Diferentes, pero poco
Pronto la sana competencia artística dio paso a la geopolítica más hortera
Ana Zafra
Lunes, 13 de mayo 2024, 07:45
El ser humano necesita pertenecer a un grupo. Ya sea equipo de fútbol o club de lectura tibetana, a cada cual le da por apuntarse ... a algo con lo que, además de encontrarse con iguales, marcar el territorio para ser diferente. Esto trasladado al terruño hace que, por ejemplo, tiremos al pilón a los del pueblo vecino o que las morcillas de Arroyo compitan con las de Guadalupe a la vez que aquí prefiramos cualquiera de ellas a las de, pongamos, Burgos.
Pensaba esto en un fin de semana plagado de sentimientos territoriales a la par que universales. En Cáceres, por ejemplo, hemos asistido a un despliegue multiétnico con el Womad, un festival que trata de mostrar las singularidades de cada ritmo del mundo. De África a Perú, de Garrovillas a Nepal, cada cual diferente en armonías y, sin embargo, todos pertenecientes a un grupo diferente –el de la música, arte y danza– que excluye a quienes la naturaleza no dotó de arte alguno.
Hemos, además, ¿disfrutado? de otro evento de origen idiosincrático: Eurovisión. Servidora no lo vio, pero lleva mentalmente tatuadas las canciones de ABBA y aquello de «guayominí-ten-poins» que cada año escuchaba de pequeña. Resulta que una Europa, herida por dos guerras, necesitada de unión y reivindicación exterior, inventó un concurso donde sus países mostrasen lo mejor de cada tierra. Pronto la idílica exposición de las diferencias quedó aplanada por las modas unificadoras y la sana competencia artística dio paso a la geopolítica más hortera. Ahora, cada país vota según intereses y se rumorea, incluso, que ya en el pasado hubo quien compró ser ganador para blanquear la imagen de un régimen no democrático. Últimamente, hasta Australia participa.

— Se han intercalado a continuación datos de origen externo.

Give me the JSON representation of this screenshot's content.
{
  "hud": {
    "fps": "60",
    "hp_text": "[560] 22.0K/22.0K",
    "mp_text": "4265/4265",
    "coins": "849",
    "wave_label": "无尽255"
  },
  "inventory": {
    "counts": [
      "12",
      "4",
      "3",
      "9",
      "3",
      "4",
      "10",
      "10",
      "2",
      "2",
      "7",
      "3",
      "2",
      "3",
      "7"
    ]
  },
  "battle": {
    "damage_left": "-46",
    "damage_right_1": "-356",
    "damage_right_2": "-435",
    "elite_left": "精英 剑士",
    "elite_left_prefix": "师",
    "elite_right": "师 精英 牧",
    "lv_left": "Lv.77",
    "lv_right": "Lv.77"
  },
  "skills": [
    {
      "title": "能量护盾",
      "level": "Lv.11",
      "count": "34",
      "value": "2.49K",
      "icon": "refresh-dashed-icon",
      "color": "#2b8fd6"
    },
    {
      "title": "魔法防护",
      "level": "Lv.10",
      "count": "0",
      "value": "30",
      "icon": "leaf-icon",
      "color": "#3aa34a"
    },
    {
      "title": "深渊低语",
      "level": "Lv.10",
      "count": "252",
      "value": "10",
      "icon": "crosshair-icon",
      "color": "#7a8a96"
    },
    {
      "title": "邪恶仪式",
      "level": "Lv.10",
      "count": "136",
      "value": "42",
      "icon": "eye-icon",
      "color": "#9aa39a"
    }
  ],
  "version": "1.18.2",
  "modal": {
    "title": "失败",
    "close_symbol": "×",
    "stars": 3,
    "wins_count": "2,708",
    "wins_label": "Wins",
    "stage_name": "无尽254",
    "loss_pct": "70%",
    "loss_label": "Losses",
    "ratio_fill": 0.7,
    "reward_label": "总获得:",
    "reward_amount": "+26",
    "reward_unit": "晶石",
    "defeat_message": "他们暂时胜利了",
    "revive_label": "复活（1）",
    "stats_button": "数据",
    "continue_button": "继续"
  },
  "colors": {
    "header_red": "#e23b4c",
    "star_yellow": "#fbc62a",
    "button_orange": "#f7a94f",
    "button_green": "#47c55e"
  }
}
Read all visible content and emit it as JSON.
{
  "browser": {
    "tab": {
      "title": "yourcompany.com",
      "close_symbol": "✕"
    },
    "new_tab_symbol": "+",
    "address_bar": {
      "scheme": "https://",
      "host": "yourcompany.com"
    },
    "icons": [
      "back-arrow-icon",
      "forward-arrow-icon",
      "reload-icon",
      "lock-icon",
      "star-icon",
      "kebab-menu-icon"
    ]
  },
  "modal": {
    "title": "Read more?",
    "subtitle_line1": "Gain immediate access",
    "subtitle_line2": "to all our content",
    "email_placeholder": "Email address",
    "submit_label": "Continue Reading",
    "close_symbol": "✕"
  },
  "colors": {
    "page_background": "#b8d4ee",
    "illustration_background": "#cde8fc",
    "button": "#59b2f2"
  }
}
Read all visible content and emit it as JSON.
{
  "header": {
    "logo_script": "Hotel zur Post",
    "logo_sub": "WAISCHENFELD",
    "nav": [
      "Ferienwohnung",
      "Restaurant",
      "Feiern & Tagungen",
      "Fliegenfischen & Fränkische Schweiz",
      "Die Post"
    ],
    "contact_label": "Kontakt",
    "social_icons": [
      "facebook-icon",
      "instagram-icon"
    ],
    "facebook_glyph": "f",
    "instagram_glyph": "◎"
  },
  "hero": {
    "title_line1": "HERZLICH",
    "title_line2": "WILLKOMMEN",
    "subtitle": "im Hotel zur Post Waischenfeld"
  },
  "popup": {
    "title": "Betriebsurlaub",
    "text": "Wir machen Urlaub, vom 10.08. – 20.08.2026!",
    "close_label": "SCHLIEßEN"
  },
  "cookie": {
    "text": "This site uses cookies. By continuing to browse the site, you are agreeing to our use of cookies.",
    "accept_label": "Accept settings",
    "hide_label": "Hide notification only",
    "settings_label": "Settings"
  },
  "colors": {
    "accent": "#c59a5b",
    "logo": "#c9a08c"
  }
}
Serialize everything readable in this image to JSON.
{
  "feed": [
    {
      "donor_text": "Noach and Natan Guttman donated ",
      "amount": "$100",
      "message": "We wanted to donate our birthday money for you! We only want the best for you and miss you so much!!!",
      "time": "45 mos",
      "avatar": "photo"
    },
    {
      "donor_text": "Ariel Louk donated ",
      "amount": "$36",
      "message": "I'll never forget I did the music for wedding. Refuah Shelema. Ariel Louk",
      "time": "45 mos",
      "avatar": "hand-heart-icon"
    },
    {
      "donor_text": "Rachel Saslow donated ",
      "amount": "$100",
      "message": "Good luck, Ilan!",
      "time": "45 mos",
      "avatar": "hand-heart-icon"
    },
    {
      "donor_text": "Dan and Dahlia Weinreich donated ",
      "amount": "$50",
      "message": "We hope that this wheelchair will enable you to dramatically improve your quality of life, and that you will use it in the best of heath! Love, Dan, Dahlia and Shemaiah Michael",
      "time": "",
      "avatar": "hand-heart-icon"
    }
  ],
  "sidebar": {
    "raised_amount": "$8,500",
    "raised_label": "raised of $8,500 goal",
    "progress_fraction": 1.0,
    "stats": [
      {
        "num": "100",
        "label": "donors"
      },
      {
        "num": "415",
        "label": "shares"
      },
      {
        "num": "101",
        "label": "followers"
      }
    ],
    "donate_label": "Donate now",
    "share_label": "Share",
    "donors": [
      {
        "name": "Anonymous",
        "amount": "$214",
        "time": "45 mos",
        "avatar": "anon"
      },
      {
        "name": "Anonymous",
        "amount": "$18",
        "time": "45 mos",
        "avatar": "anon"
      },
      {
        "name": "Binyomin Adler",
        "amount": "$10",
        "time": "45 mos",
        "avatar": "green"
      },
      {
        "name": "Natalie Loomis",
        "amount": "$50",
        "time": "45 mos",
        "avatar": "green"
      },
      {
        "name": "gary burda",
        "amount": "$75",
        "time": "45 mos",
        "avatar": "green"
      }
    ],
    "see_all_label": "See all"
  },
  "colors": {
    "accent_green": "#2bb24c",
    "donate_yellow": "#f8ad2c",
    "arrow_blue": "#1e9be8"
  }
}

Y, como guinda, las elecciones catalanas. Desconozco el resultado y, si las encuestas no han fallado, puede que los catalanes también. No sé, por tanto, qué importancia ha tenido el voto separatista o cuántos han comprendido que por libre no se llega a ningún sitio.
Pero, no nos engañemos, nacionalistas somos todos. Nuestro pueblo es el mejor, nuestra región, la primera y nuestro país, sin igual. Europa es la cuna de la civilización frente a los incultos yanquis y, si apareciese una cultura superior en Venus, los terrícolas siempre seríamos más guapos o haríamos mejores paellas.
Sentirse orgulloso de lo propio es imprescindible. Y defender lo autóctono para que perdure en un mundo cada vez más uniforme. El problema es cuando ese sentimiento «tribal» se vuelve excluyente y aparta a los de fuera e, incluso, a los de dentro que no piensan igual. O cuando el patriotismo implica sacrificios, desde una guerra santa a preferir embajadas de autobombo antes que desalinizadoras anti-sequía.
El nacionalismo puro es casi imposible en este mundo global: ¿acaso consumimos exclusivamente productos españoles? ¿Acaso rechazamos fondos europeos mientras ensalzamos pertenecer a nuestro pueblo? Y es que, como dice el profesor Madina, «no podemos vivir en el siglo XXI con un cerebro emocional del pleistoceno».